Janusz Magnuski says that in 1932 one of the former departments of the Bolshevik factory became a base for the new independent entity, named in 1935 as Factory No. 185 (S.M. Kirov), under the direction of N. Barykov and Semyon Alexandrovich Ginzburg. The OKMO, for a few months a part of Factory No. 174, moved at the same time to Factory No. 185. The new enterprise was also dedicated to the production of tanks, while the main part of Bolshevik Factory remained focused on production of heavy artillery. Because of the same honorific and the same city of location, the Factory No. 185 is often mistaken in Western sources with Kirov Plant (or Factory No. 100), notably in Sewell's "Why Three Tanks?" and works of Steven Zaloga. They were independent factories; the Factory No. 185 was a home of OKMO bureau (Ginzburg), while the larger Factory No. 100 was a home of SKB-2 (Kotin, known for KV line of heavy tanks). In 1941, because of German threat, parts of both factories were moved to Chelyabinsk, where the large complex was given the name Chelyabinsk Kirov Plant No. 100 (unofficially named "Tankograd"), and continued the production of Kotin's design line.

=== Design ===
In 1930, bureau oversaw design changes to the British Vickers E tank for construction as the T-26 light infantry tank, and later improvements to the T-26.
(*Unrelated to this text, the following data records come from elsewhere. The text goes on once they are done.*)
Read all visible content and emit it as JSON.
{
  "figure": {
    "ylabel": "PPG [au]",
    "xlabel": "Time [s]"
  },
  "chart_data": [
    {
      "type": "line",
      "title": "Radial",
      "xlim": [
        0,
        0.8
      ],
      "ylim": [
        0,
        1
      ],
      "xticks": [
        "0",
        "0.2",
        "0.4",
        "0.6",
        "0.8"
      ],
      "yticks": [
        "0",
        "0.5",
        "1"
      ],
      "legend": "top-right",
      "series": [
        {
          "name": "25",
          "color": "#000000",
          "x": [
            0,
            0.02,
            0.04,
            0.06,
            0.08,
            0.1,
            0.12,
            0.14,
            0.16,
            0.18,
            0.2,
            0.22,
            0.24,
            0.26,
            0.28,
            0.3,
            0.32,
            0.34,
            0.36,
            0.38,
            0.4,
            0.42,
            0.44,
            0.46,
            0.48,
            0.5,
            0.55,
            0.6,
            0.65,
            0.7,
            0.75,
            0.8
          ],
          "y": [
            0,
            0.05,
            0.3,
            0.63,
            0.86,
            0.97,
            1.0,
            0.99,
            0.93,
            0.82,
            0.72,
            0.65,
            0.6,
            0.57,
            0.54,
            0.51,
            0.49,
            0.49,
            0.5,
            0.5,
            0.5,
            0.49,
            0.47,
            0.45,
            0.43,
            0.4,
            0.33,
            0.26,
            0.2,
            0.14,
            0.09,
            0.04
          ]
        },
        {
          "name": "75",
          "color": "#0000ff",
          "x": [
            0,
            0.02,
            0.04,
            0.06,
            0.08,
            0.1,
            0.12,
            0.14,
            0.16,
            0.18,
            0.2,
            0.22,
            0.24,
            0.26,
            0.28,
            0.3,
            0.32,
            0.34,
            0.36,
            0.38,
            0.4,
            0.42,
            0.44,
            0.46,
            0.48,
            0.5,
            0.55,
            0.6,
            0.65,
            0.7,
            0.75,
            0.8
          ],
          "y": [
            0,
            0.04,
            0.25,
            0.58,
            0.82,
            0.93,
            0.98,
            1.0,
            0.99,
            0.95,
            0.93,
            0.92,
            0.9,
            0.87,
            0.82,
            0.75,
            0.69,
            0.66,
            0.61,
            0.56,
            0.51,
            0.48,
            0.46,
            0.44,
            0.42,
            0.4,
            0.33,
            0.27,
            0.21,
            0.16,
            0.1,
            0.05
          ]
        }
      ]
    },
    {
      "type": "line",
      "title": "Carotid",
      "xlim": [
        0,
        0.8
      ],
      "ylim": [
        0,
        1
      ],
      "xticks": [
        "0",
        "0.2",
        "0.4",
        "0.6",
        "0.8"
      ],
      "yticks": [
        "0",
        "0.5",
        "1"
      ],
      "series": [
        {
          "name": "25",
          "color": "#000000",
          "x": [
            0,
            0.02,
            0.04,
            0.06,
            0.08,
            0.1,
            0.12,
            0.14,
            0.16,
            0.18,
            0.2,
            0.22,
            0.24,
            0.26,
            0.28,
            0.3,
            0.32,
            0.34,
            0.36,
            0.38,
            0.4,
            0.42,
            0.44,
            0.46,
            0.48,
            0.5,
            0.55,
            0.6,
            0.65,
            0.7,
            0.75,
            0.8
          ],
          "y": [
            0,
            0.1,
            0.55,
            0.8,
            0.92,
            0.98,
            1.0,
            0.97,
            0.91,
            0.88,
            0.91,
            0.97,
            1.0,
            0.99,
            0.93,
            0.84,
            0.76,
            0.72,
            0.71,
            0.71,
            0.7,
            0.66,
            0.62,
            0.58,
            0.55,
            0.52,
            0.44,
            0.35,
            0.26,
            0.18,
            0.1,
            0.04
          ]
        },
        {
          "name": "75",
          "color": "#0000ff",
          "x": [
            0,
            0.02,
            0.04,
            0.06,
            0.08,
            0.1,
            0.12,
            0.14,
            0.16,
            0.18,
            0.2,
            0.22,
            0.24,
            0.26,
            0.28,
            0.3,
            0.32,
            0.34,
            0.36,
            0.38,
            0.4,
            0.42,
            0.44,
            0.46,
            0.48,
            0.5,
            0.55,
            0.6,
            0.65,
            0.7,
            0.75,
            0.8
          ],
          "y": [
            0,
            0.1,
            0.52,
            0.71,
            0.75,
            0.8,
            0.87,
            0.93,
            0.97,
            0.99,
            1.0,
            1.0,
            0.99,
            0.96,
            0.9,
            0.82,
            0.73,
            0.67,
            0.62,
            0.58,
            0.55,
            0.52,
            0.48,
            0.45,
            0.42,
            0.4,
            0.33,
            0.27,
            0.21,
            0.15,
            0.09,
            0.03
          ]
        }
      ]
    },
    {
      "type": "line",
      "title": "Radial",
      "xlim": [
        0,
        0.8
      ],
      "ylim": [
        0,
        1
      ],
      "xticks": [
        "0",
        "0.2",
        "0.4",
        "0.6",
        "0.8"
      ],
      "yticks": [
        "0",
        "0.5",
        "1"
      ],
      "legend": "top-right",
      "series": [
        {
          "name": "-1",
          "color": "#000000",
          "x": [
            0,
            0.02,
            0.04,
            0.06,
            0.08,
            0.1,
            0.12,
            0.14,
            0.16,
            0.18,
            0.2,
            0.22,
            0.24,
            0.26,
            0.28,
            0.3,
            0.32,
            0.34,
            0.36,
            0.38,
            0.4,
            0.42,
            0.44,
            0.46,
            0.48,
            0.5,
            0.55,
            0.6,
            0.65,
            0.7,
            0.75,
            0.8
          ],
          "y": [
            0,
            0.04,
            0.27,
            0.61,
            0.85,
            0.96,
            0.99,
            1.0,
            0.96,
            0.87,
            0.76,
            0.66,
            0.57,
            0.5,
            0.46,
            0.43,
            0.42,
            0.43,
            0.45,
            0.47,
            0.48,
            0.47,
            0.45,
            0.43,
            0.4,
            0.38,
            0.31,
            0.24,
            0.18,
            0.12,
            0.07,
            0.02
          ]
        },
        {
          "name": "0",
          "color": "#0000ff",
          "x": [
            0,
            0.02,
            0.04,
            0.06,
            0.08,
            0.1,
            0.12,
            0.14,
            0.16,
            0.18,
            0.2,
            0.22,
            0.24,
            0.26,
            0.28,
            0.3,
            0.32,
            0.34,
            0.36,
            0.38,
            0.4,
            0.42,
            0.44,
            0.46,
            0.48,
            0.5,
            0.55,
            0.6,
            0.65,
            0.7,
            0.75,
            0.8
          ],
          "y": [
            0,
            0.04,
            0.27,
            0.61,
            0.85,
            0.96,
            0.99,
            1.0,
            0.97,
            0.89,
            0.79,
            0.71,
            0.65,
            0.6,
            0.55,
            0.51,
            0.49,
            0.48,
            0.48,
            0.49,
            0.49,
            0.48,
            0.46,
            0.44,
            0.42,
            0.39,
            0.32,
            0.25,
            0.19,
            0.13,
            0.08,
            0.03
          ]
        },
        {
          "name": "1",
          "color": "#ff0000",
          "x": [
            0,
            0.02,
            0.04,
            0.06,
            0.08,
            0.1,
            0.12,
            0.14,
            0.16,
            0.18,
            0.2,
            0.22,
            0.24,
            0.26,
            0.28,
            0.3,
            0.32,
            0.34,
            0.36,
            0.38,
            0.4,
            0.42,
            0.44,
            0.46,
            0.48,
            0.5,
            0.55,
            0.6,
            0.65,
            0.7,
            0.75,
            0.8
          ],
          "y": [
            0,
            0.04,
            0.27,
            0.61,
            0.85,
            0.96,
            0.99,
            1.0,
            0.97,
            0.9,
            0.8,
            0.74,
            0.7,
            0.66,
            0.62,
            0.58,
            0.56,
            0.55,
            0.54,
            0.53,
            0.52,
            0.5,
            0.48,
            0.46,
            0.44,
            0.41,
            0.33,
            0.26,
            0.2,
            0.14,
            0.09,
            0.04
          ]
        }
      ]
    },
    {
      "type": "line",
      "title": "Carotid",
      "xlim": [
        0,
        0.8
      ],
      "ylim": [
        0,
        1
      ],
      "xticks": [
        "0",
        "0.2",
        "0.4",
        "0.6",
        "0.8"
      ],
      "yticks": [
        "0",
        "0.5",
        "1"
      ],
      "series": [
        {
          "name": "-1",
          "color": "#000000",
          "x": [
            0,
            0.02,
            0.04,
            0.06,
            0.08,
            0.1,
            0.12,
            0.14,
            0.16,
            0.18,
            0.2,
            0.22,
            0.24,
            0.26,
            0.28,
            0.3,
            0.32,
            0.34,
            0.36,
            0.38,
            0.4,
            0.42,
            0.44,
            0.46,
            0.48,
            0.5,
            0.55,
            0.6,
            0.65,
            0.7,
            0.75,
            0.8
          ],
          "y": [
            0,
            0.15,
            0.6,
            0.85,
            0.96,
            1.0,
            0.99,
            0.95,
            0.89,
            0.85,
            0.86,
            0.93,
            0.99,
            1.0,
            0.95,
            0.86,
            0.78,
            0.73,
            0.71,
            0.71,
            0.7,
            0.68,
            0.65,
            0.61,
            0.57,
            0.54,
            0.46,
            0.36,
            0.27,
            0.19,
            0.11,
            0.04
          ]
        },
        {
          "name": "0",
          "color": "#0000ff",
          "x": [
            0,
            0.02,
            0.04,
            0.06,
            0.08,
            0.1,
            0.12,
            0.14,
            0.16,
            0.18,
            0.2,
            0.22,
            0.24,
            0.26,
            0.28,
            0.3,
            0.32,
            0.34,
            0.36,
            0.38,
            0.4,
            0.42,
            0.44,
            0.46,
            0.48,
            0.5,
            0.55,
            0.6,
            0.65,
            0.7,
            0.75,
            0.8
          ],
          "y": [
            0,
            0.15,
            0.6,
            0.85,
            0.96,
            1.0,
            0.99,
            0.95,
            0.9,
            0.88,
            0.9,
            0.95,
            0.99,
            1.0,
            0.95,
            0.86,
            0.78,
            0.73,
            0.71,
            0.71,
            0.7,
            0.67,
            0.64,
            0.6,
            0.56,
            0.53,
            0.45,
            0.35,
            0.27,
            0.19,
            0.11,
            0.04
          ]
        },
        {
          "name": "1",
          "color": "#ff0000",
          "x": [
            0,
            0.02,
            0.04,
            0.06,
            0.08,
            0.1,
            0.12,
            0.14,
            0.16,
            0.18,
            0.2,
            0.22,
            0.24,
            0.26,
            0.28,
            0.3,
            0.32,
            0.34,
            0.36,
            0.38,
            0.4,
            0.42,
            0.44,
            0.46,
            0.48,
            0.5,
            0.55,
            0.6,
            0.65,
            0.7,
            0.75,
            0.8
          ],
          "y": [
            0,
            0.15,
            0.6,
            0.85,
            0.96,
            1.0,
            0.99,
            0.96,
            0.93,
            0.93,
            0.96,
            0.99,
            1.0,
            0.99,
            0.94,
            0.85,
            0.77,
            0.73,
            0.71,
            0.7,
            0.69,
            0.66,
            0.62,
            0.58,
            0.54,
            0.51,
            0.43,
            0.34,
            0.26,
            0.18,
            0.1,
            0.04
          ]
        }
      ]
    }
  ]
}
In 1930 OKMO also began design studies for heavy tanks. A team led by German engineer Eduard Grote worked on a 100-ton design with 107 mm gun, four sub-turrets, and pneumatic suspension and servo-controls, called the T-41 or TG-5. A slightly more practical "land battleship" was the T-35 heavy tank, designed by N. Tseits's team and inspired by the British Vickers Independent.

In 1934, OKMO designed the T-43-2, a design for an amphibious tank with convertible drive—being able to run on tracks or wheels—as a possible replacement for the T-37 amphibious scout tank. It, and Moscow Factory no. 37's competing T-43-1 were both rejected in favour of continuing T-37 production.

Also in 1934, N. Barykov and N. Tseits worked with graduate students from the Leningrad Technical Institute to modernize the multi-turreted T-28 medium tank by adding a Christie suspension. The resulting T-29-5 adopted the wheel-and-track running gear from the BT fast tank. Further T-29-4 and T-29-1 prototypes were built in 1935, but in testing at the NIIBT in Kubinka none of these were found satisfactory. Following Soviet armoured experience in Spain, another version was built with thicker armour and a better gun—it was considered for the A-20/T-32 competition which led to the famous T-34 medium tank, but by this time was obviously outdated. (One of the Leningrad engineering students had been Mikhail Koshkin, the T-34's chief designer)

In the 1930s, OKMO also designed a number of self-propelled artillery and antiaircraft guns, and tracked infantry, ammunition and fuel transporters, but only prototypes or trial batches of any were ever built, except for the T-26-T artillery tractor.

In 1936–37 OKMO designed the T-111 (or T-46-5), the first attempt at a Soviet tank with "shell-proof" armour, effective against more than just small arms. The engine and gun were inadequate, and only a prototype was built.

The T-100 'Sotka' was a two-turreted heavy tank prototype. It became rejected in favour of the KV-1 heavy tank. A second prototype was made as a single self-propelled gun T-100Y, later designated SU-100Y, presently displayed in Kubinka Tank Museum. The bureau started work on the T-50 infantry tank in 1939, but was gutted during the Great Purge. The T-50 was handed over to the Factory No. 174.